It's been almost a month since I've had the chance to post anything. Some good things in the works, but for right now, I'll keep them under wraps I applied for a new grant which I have snowball's chance in hell getting, but hey you have to put yourself in it, to win it. Ultimately, I don't mind writing grants, it makes me reflect on my work, which I think for an artist is always important. The latest reflection: In the grant application I was asked to write a personal statement as to what I thought my role as an artist is today and in the future. This was my response....
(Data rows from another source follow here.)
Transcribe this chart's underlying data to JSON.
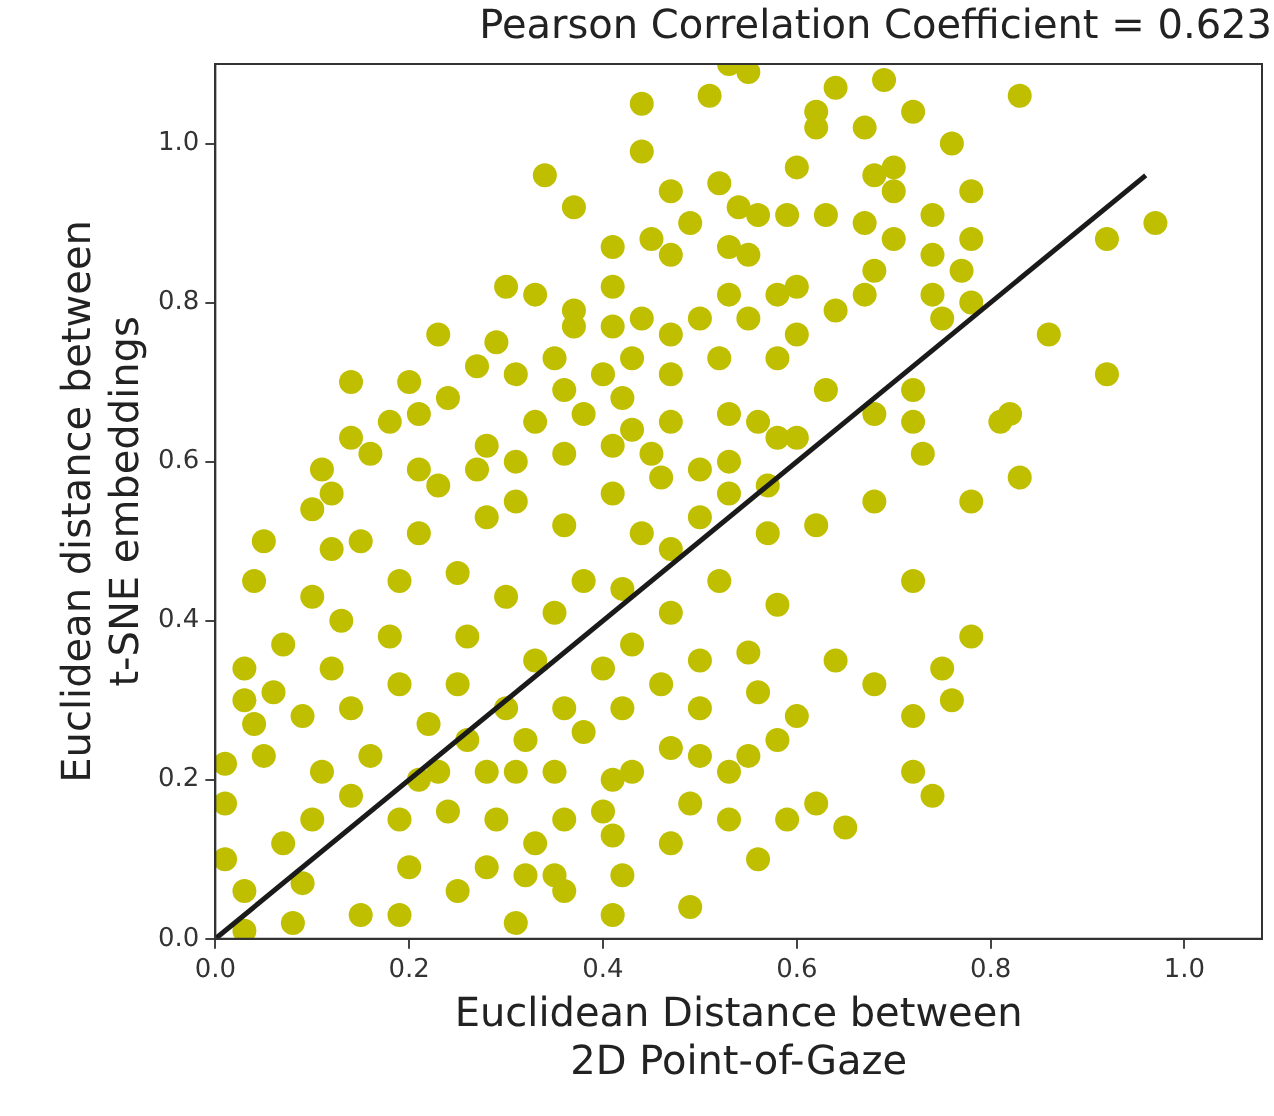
{
  "chart_data": {
    "type": "scatter",
    "title": "Pearson Correlation Coefficient = 0.623",
    "xlabel": "Euclidean Distance between\n2D Point-of-Gaze",
    "ylabel": "Euclidean distance between\nt-SNE embeddings",
    "xlim": [
      0,
      1.08
    ],
    "ylim": [
      0,
      1.1
    ],
    "xticks": [
      {
        "value": 0,
        "label": "0.0"
      },
      0.2,
      0.4,
      0.6,
      0.8,
      {
        "value": 1,
        "label": "1.0"
      }
    ],
    "yticks": [
      {
        "value": 0,
        "label": "0.0"
      },
      0.2,
      0.4,
      0.6,
      0.8,
      {
        "value": 1,
        "label": "1.0"
      }
    ],
    "grid": false,
    "legend": false,
    "series": [
      {
        "color": "#bfbf00",
        "marker": "circle",
        "x": [
          0.83,
          0.78,
          0.78,
          0.75,
          0.76,
          0.72,
          0.72,
          0.74,
          0.68,
          0.72,
          0.68,
          0.64,
          0.65,
          0.62,
          0.59,
          0.56,
          0.49,
          0.41,
          0.31,
          0.08,
          0.03,
          0.6,
          0.58,
          0.58,
          0.62,
          0.97,
          0.92,
          0.83,
          0.86,
          0.92,
          0.82,
          0.81,
          0.76,
          0.78,
          0.78,
          0.77,
          0.78,
          0.72,
          0.72,
          0.73,
          0.68,
          0.63,
          0.69,
          0.64,
          0.72,
          0.62,
          0.67,
          0.55,
          0.53,
          0.51,
          0.44,
          0.44,
          0.34,
          0.37,
          0.3,
          0.33,
          0.23,
          0.29,
          0.27,
          0.14,
          0.2,
          0.18,
          0.14,
          0.16,
          0.11,
          0.21,
          0.24,
          0.6,
          0.62,
          0.47,
          0.52,
          0.54,
          0.56,
          0.59,
          0.63,
          0.68,
          0.7,
          0.7,
          0.67,
          0.74,
          0.74,
          0.74,
          0.75,
          0.7,
          0.68,
          0.67,
          0.64,
          0.6,
          0.58,
          0.55,
          0.53,
          0.49,
          0.45,
          0.47,
          0.41,
          0.41,
          0.37,
          0.37,
          0.41,
          0.44,
          0.47,
          0.5,
          0.53,
          0.55,
          0.58,
          0.6,
          0.52,
          0.47,
          0.43,
          0.4,
          0.35,
          0.31,
          0.36,
          0.42,
          0.47,
          0.53,
          0.56,
          0.58,
          0.53,
          0.45,
          0.41,
          0.36,
          0.31,
          0.28,
          0.27,
          0.33,
          0.38,
          0.43,
          0.5,
          0.46,
          0.57,
          0.6,
          0.05,
          0.04,
          0.03,
          0.03,
          0.04,
          0.01,
          0.01,
          0.01,
          0.07,
          0.03,
          0.1,
          0.12,
          0.15,
          0.1,
          0.07,
          0.06,
          0.09,
          0.05,
          0.11,
          0.14,
          0.1,
          0.09,
          0.15,
          0.19,
          0.2,
          0.25,
          0.28,
          0.32,
          0.35,
          0.36,
          0.33,
          0.29,
          0.24,
          0.21,
          0.19,
          0.16,
          0.14,
          0.19,
          0.18,
          0.13,
          0.19,
          0.25,
          0.21,
          0.23,
          0.28,
          0.31,
          0.36,
          0.41,
          0.44,
          0.47,
          0.5,
          0.53,
          0.57,
          0.52,
          0.47,
          0.43,
          0.4,
          0.36,
          0.32,
          0.28,
          0.26,
          0.25,
          0.26,
          0.3,
          0.35,
          0.38,
          0.42,
          0.33,
          0.3,
          0.38,
          0.42,
          0.46,
          0.5,
          0.55,
          0.56,
          0.5,
          0.47,
          0.43,
          0.41,
          0.4,
          0.41,
          0.42,
          0.47,
          0.49,
          0.53,
          0.53,
          0.55,
          0.5,
          0.35,
          0.36,
          0.31,
          0.23,
          0.22,
          0.12,
          0.12,
          0.21
        ],
        "values": [
          0.58,
          0.55,
          0.38,
          0.34,
          0.3,
          0.28,
          0.21,
          0.18,
          0.55,
          0.45,
          0.32,
          0.35,
          0.14,
          0.17,
          0.15,
          0.1,
          0.04,
          0.03,
          0.02,
          0.02,
          0.01,
          0.28,
          0.25,
          0.42,
          0.52,
          0.9,
          0.88,
          1.06,
          0.76,
          0.71,
          0.66,
          0.65,
          1.0,
          0.94,
          0.88,
          0.84,
          0.8,
          0.69,
          0.65,
          0.61,
          0.66,
          0.69,
          1.08,
          1.07,
          1.04,
          1.04,
          1.02,
          1.09,
          1.1,
          1.06,
          1.05,
          0.99,
          0.96,
          0.92,
          0.82,
          0.81,
          0.76,
          0.75,
          0.72,
          0.7,
          0.7,
          0.65,
          0.63,
          0.61,
          0.59,
          0.66,
          0.68,
          0.97,
          1.02,
          0.94,
          0.95,
          0.92,
          0.91,
          0.91,
          0.91,
          0.96,
          0.97,
          0.94,
          0.9,
          0.91,
          0.86,
          0.81,
          0.78,
          0.88,
          0.84,
          0.81,
          0.79,
          0.82,
          0.81,
          0.86,
          0.87,
          0.9,
          0.88,
          0.86,
          0.87,
          0.82,
          0.79,
          0.77,
          0.77,
          0.78,
          0.76,
          0.78,
          0.81,
          0.78,
          0.73,
          0.76,
          0.73,
          0.71,
          0.73,
          0.71,
          0.73,
          0.71,
          0.69,
          0.68,
          0.65,
          0.66,
          0.65,
          0.63,
          0.6,
          0.61,
          0.62,
          0.61,
          0.6,
          0.62,
          0.59,
          0.65,
          0.66,
          0.64,
          0.59,
          0.58,
          0.57,
          0.63,
          0.5,
          0.45,
          0.34,
          0.3,
          0.27,
          0.22,
          0.17,
          0.1,
          0.12,
          0.06,
          0.54,
          0.49,
          0.5,
          0.43,
          0.37,
          0.31,
          0.28,
          0.23,
          0.21,
          0.18,
          0.15,
          0.07,
          0.03,
          0.03,
          0.09,
          0.06,
          0.09,
          0.08,
          0.08,
          0.06,
          0.12,
          0.15,
          0.16,
          0.2,
          0.15,
          0.23,
          0.29,
          0.32,
          0.38,
          0.4,
          0.45,
          0.46,
          0.51,
          0.57,
          0.53,
          0.55,
          0.52,
          0.56,
          0.51,
          0.49,
          0.53,
          0.56,
          0.51,
          0.45,
          0.41,
          0.37,
          0.34,
          0.29,
          0.25,
          0.21,
          0.25,
          0.32,
          0.38,
          0.43,
          0.41,
          0.45,
          0.44,
          0.35,
          0.29,
          0.26,
          0.29,
          0.32,
          0.35,
          0.36,
          0.31,
          0.29,
          0.24,
          0.21,
          0.2,
          0.16,
          0.13,
          0.08,
          0.12,
          0.17,
          0.15,
          0.21,
          0.23,
          0.23,
          0.21,
          0.15,
          0.21,
          0.21,
          0.27,
          0.34,
          0.56,
          0.59
        ]
      },
      {
        "type": "line",
        "marker": "none",
        "color": "#1a1a1a",
        "x": [
          0,
          0.96
        ],
        "values": [
          0,
          0.96
        ]
      }
    ]
  }
}
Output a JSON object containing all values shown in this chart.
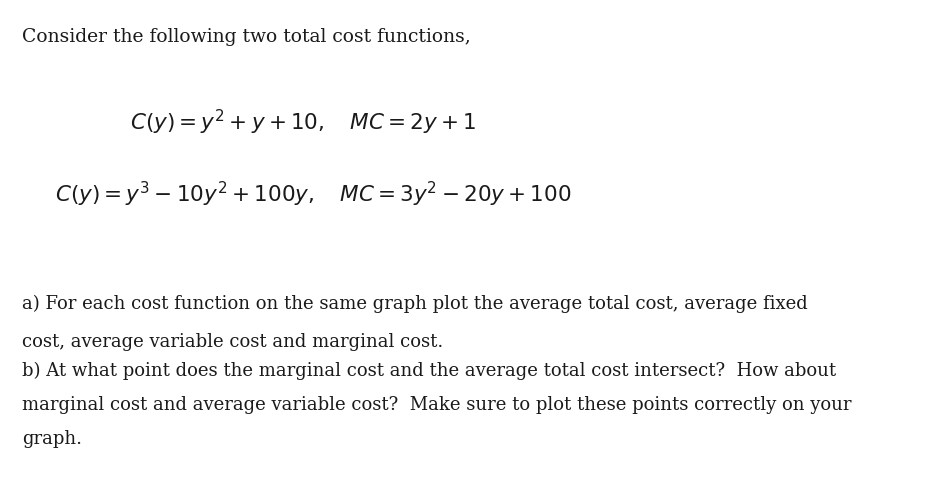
{
  "background_color": "#ffffff",
  "text_color": "#1a1a1a",
  "title_line": "Consider the following two total cost functions,",
  "eq1": "$C(y) = y^2 + y + 10, \\quad MC = 2y + 1$",
  "eq2": "$C(y) = y^3 - 10y^2 + 100y, \\quad MC = 3y^2 - 20y + 100$",
  "part_a1": "a) For each cost function on the same graph plot the average total cost, average fixed",
  "part_a2": "cost, average variable cost and marginal cost.",
  "part_b1": "b) At what point does the marginal cost and the average total cost intersect?  How about",
  "part_b2": "marginal cost and average variable cost?  Make sure to plot these points correctly on your",
  "part_b3": "graph.",
  "font_size_title": 13.5,
  "font_size_eq": 15.5,
  "font_size_body": 13.0
}
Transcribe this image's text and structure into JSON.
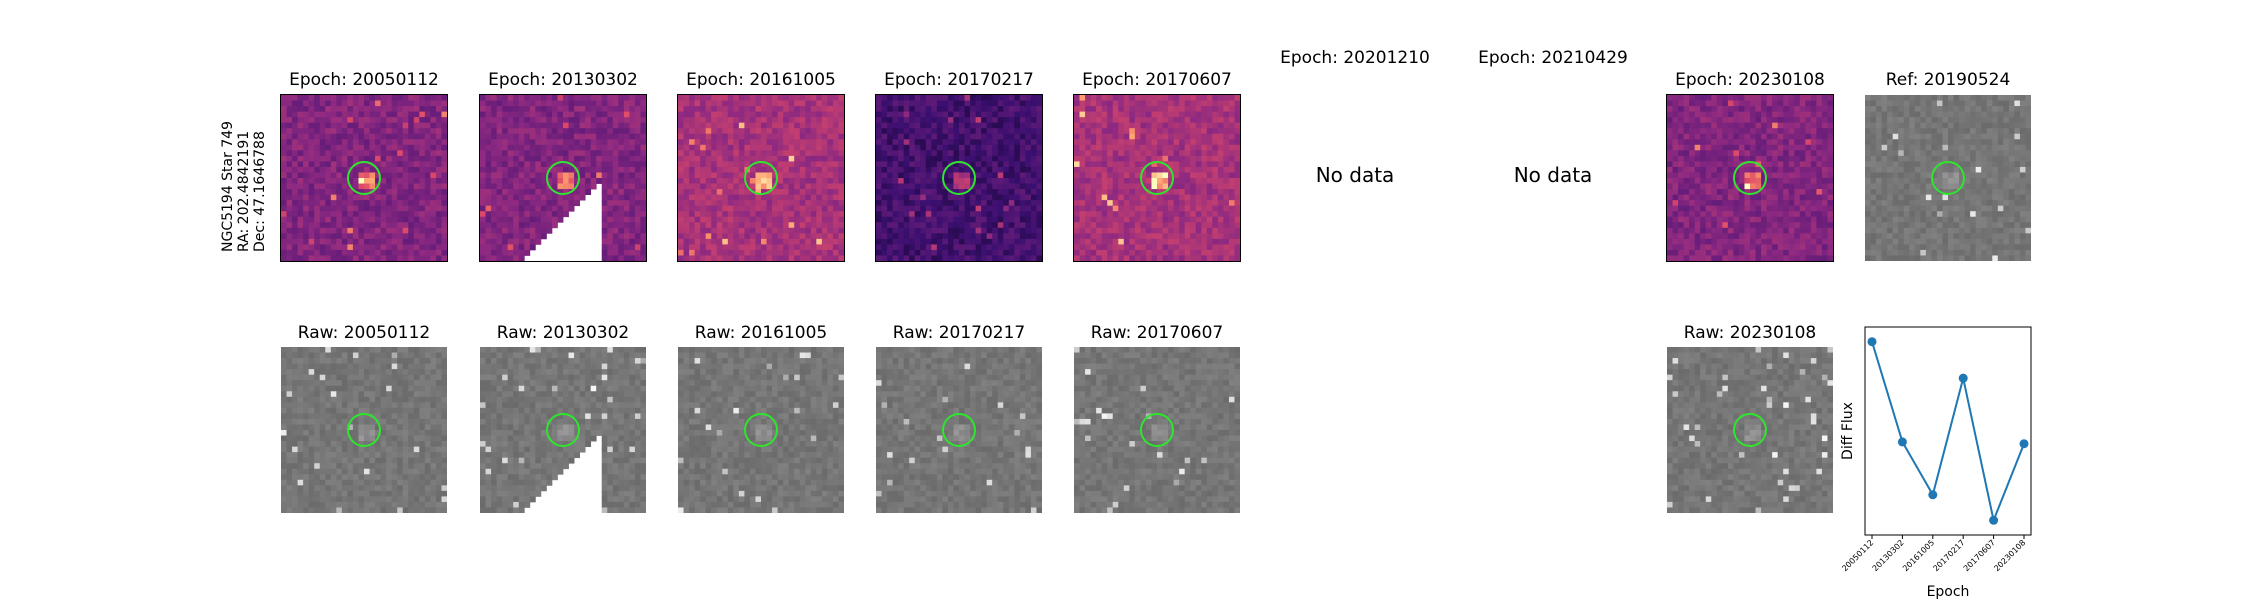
{
  "object_label": {
    "name": "NGC5194 Star 749",
    "ra": "RA: 202.4842191",
    "dec": "Dec: 47.1646788"
  },
  "top_row": [
    {
      "title": "Epoch: 20050112",
      "kind": "diff",
      "palette": "magma_mid"
    },
    {
      "title": "Epoch: 20130302",
      "kind": "diff",
      "palette": "magma_mid",
      "masked": true
    },
    {
      "title": "Epoch: 20161005",
      "kind": "diff",
      "palette": "magma_light"
    },
    {
      "title": "Epoch: 20170217",
      "kind": "diff",
      "palette": "magma_dark"
    },
    {
      "title": "Epoch: 20170607",
      "kind": "diff",
      "palette": "magma_light"
    },
    {
      "title": "Epoch: 20201210",
      "kind": "nodata",
      "message": "No data"
    },
    {
      "title": "Epoch: 20210429",
      "kind": "nodata",
      "message": "No data"
    },
    {
      "title": "Epoch: 20230108",
      "kind": "diff",
      "palette": "magma_mid"
    },
    {
      "title": "Ref: 20190524",
      "kind": "raw"
    }
  ],
  "bottom_row": [
    {
      "title": "Raw: 20050112",
      "kind": "raw"
    },
    {
      "title": "Raw: 20130302",
      "kind": "raw",
      "masked": true
    },
    {
      "title": "Raw: 20161005",
      "kind": "raw"
    },
    {
      "title": "Raw: 20170217",
      "kind": "raw"
    },
    {
      "title": "Raw: 20170607",
      "kind": "raw"
    },
    {
      "title": "",
      "kind": "empty"
    },
    {
      "title": "",
      "kind": "empty"
    },
    {
      "title": "Raw: 20230108",
      "kind": "raw"
    }
  ],
  "colors": {
    "aperture": "#2ee62e",
    "series": "#1f77b4",
    "magma_dark": "#3b0f70",
    "magma_mid": "#8c2981",
    "magma_light": "#de4968",
    "raw_gray": "#808080"
  },
  "chart_data": {
    "type": "line",
    "title": "",
    "xlabel": "Epoch",
    "ylabel": "Diff Flux",
    "categories": [
      "20050112",
      "20130302",
      "20161005",
      "20170217",
      "20170607",
      "20230108"
    ],
    "series": [
      {
        "values": [
          1.0,
          0.45,
          0.16,
          0.8,
          0.02,
          0.44
        ]
      }
    ],
    "grid": false,
    "y_ticks_shown": false
  }
}
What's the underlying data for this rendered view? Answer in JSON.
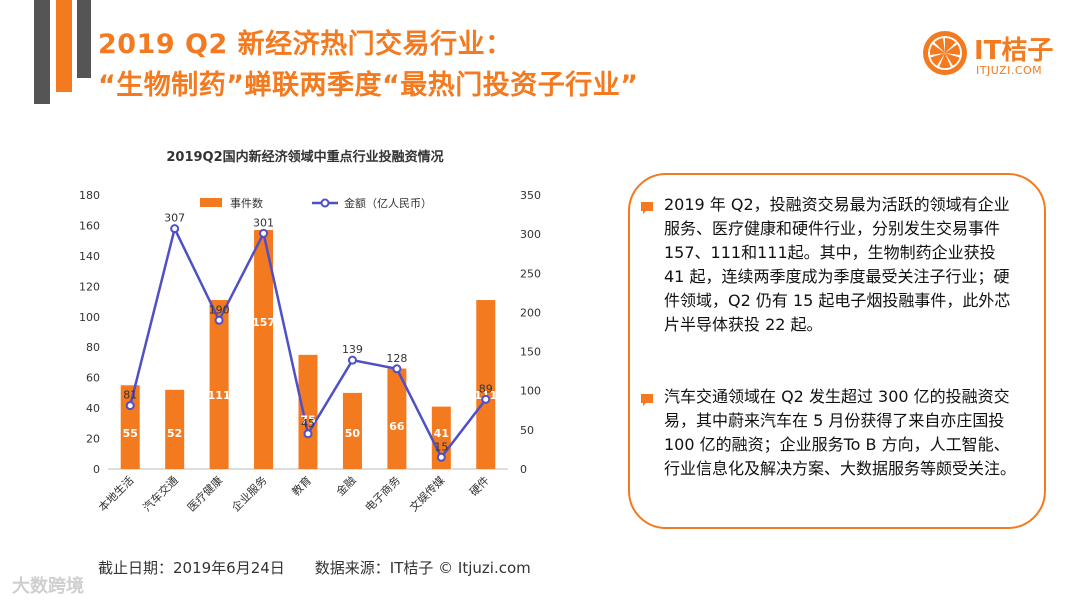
{
  "header": {
    "title_line1": "2019 Q2 新经济热门交易行业：",
    "title_line2": "“生物制药”蝉联两季度“最热门投资子行业”"
  },
  "logo": {
    "text": "IT桔子",
    "sub": "ITJUZI.COM"
  },
  "colors": {
    "accent": "#f47a20",
    "line": "#4f4fc8",
    "dark": "#555555"
  },
  "chart_data": {
    "type": "bar",
    "title": "2019Q2国内新经济领域中重点行业投融资情况",
    "categories": [
      "本地生活",
      "汽车交通",
      "医疗健康",
      "企业服务",
      "教育",
      "金融",
      "电子商务",
      "文娱传媒",
      "硬件"
    ],
    "series": [
      {
        "name": "事件数",
        "type": "bar",
        "axis": "left",
        "values": [
          55,
          52,
          111,
          157,
          75,
          50,
          66,
          41,
          111
        ]
      },
      {
        "name": "金额（亿人民币）",
        "type": "line",
        "axis": "right",
        "values": [
          81,
          307,
          190,
          301,
          45,
          139,
          128,
          15,
          89
        ]
      }
    ],
    "bar_labels": [
      "55",
      "52",
      "111",
      "157",
      "75",
      "50",
      "66",
      "41",
      "111"
    ],
    "line_labels": [
      "81",
      "307",
      "190",
      "301",
      "45",
      "139",
      "128",
      "15",
      "89"
    ],
    "y_left": {
      "min": 0,
      "max": 180,
      "ticks": [
        "0",
        "20",
        "40",
        "60",
        "80",
        "100",
        "120",
        "140",
        "160",
        "180"
      ]
    },
    "y_right": {
      "min": 0,
      "max": 350,
      "ticks": [
        "0",
        "50",
        "100",
        "150",
        "200",
        "250",
        "300",
        "350"
      ]
    },
    "legend": {
      "position": "top",
      "bar_label": "事件数",
      "line_label": "金额（亿人民币）"
    },
    "grid": false
  },
  "notes": [
    {
      "text": "2019 年 Q2，投融资交易最为活跃的领域有企业服务、医疗健康和硬件行业，分别发生交易事件157、111和111起。其中，生物制药企业获投 41 起，连续两季度成为季度最受关注子行业；硬件领域，Q2 仍有 15 起电子烟投融事件，此外芯片半导体获投 22 起。"
    },
    {
      "text": "汽车交通领域在 Q2 发生超过 300 亿的投融资交易，其中蔚来汽车在 5 月份获得了来自亦庄国投 100 亿的融资；企业服务To B 方向，人工智能、行业信息化及解决方案、大数据服务等颇受关注。"
    }
  ],
  "footer": {
    "text": "截止日期：2019年6月24日　　数据来源：IT桔子 © Itjuzi.com"
  },
  "watermark": {
    "text": "大数跨境"
  }
}
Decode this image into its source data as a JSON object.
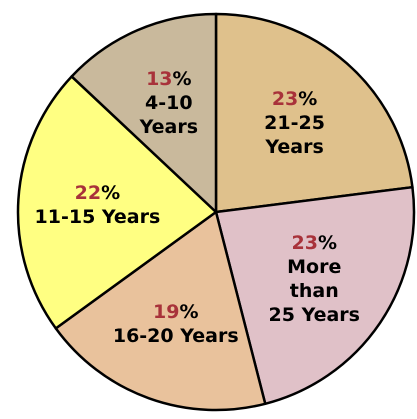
{
  "chart_data": {
    "type": "pie",
    "categories": [
      "21-25 Years",
      "More than\n25 Years",
      "16-20 Years",
      "11-15 Years",
      "4-10\nYears"
    ],
    "values": [
      23,
      23,
      19,
      22,
      13
    ],
    "value_unit": "%",
    "colors": [
      "#dfc18c",
      "#e0c1c8",
      "#e9c29c",
      "#ffff82",
      "#c9b99c"
    ]
  }
}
My role as a theatre artist today and in the future, is rooted in the past. It was carried in the form of a song across the middle passage, hidden under the tongue of an African captive. A song that sung of sorrow, but knew hymns of joy. Rhythms that leap from the slave’s fingertips while plucking King Cotton from his womb, a song that saved him, even with chains on his feet. Three hundred years later, I know I was meant to sing that song for him before the world has forgotten the words.
More recently I was reminded in a workshop I was teaching why I do this, when a student asked “What was the job of the poet”. I knew the answer was on a wadded piece of paper in my pocket. A slightly over-weight girl had given to me when no one else was looking. She was sixteen, and just lost her premature baby because her body wasn’t ready to carry to full term. The first time she talked about it, was in a poem lying dormant in my pocket.
As an artist, I find my work gravitating to the stories of people like, Crosley Alex Green who sits in a cell on Florida’s Death Row for a crime he could not have committed. The poor, the disenfranchised, the weak, those just out of reach of the light, who have no way of letting their voice be heard, is where my role screams it’s providence in my ears.
The first play I wrote was a reaction to meeting a homeless man on a subway late one night. I found myself feeling disgusted by the man, who had done no harm to me, all he wanted was someone to listen to him, to hear his story, but I was too wrapped up in my own life, and had no time for his. Later that night, I was embarrassed by my reaction, and realized my behavior was indicative of today’s society. Slowly bits of our humanity have been stripped away and sacrificed on the altar of everyday life. It’s too easy to become wrapped up in our own lives and never see the beauty, the pain, and the brilliance of the person standing next to us on the train. That night in an effort to make amends to a man I knew I would never see again, I wrote his story, the first monologue in my play Essential Personnel.
As a theatre artist, this is my calling to remember those who have come before me, and pass that knowledge on to those who will be here after me. To find our collective pain, and heal those wounds. To fight for those who don’t have the strength or voice to be heard. To reconnect myself and the audience to what it means to be human. To make the world a better place. One play at a time.